Ajaran Sang Buddha adalah kebenaran yang tidak berubah, apakah di saat ini ataupun di waktu yang lain. Sang Buddha membabarkan kebenaran ini 2.500 tahun yang lalu dan sejak saat itu, ia menjadi kebenaran yang sejati. Ajaran ini seharusnya tidak ditambah atau dikurangi. Sang Buddha berkata, “Apa yang telah Tathagata paparkan seharusnya tidak dibuang, apa yang tidak dipaparkan oleh Tathagata seharusnya tidak ditambahkan ke dalam ajaran-ajaran ini.” Beliau “menutup rapat-rapat” ajaran-ajaran ini. Mengapa Sang Buddha menutup mereka rapat-rapat? Karena ajaran-ajaran ini adalah kata-kata yang berasal dari seseorang yang sudah tidak memiliki kekotoran batin. Tidak peduli bagaimana pun dunia ini berubah, ajaran-ajaran ini tidak akan terpengaruh, mereka tak akan berubah dengannya. Jika ada sesuatu yang salah, meskipun jika orang-orang mengatakan ia benar, tidak membuatnya menjadi berkurang salahnya. Jika sesuatu benar, itu tidak akan berubah hanya karena orang-orang mengatakan yang sebaliknya. Generasi demi generasi akan datang dan pergi, tetapi hal-hal ini tidak akan berubah, karena ajaran-ajaran ini adalah kebenaran.

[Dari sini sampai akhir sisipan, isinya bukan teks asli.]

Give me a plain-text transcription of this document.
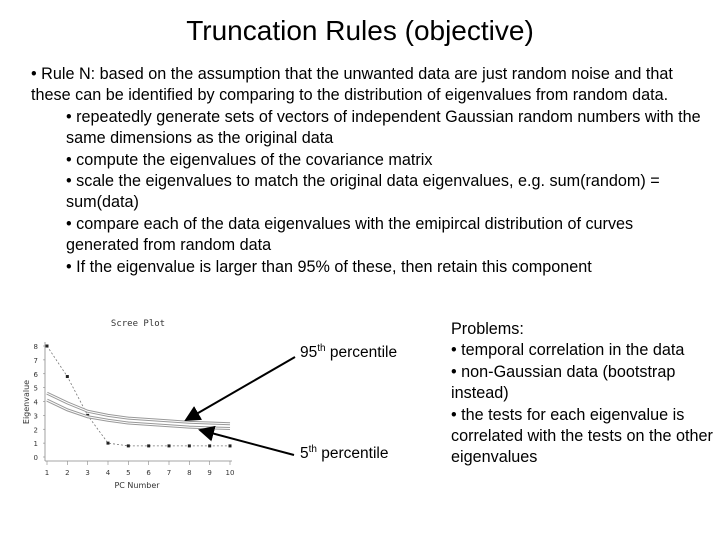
Truncation Rules (objective)
• Rule N: based on the assumption that the unwanted data are just random noise and that these can be identified by comparing to the distribution of eigenvalues from random data.
• repeatedly generate sets of vectors of independent Gaussian random numbers with the same dimensions as the original data
• compute the eigenvalues of the covariance matrix
• scale the eigenvalues to match the original data eigenvalues, e.g. sum(random) = sum(data)
• compare each of the data eigenvalues with the emipircal distribution of curves generated from random data
• If the eigenvalue is larger than 95% of these, then retain this component
Scree Plot
PC Number
Eigenvalue
0
1
2
3
4
5
6
7
8
1 2 3 4 5 6 7 8 9 10
95th percentile
5th percentile
Problems:
• temporal correlation in the data
• non-Gaussian data (bootstrap instead)
• the tests for each eigenvalue is correlated with the tests on the other eigenvalues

Sekarang, siapakah yang menciptakan kebenaran ini? Kebenaran sendirilah yang menciptakan kebenaran! Apakah Sang Buddha menciptakannya! Tidak, beliau tidak menciptakannya. Sang Buddha hanya menemukan kebenaran, sifat-sifat sejati dari segala sesuatunya, dan kemudian membabarkannya. Kebenaran ini tetaplah benar, terlepas dari apakah seorang Buddha muncul di dunia atau tidak. Sang Buddha hanya “memiliki” Dhamma di dalam konteks ini, beliau tidak benar-benar menciptakannya. Ia telah ada di sini sepanjang masa, namun sebelumnya tidak ada seorang pun yang mencari dan menemukan Yang Tidak Mati tersebut, dan kemudian mengajarkannya sebagai Dhamma. Beliau tidak menciptakannya, ia telah ada di sana terlebih dahulu.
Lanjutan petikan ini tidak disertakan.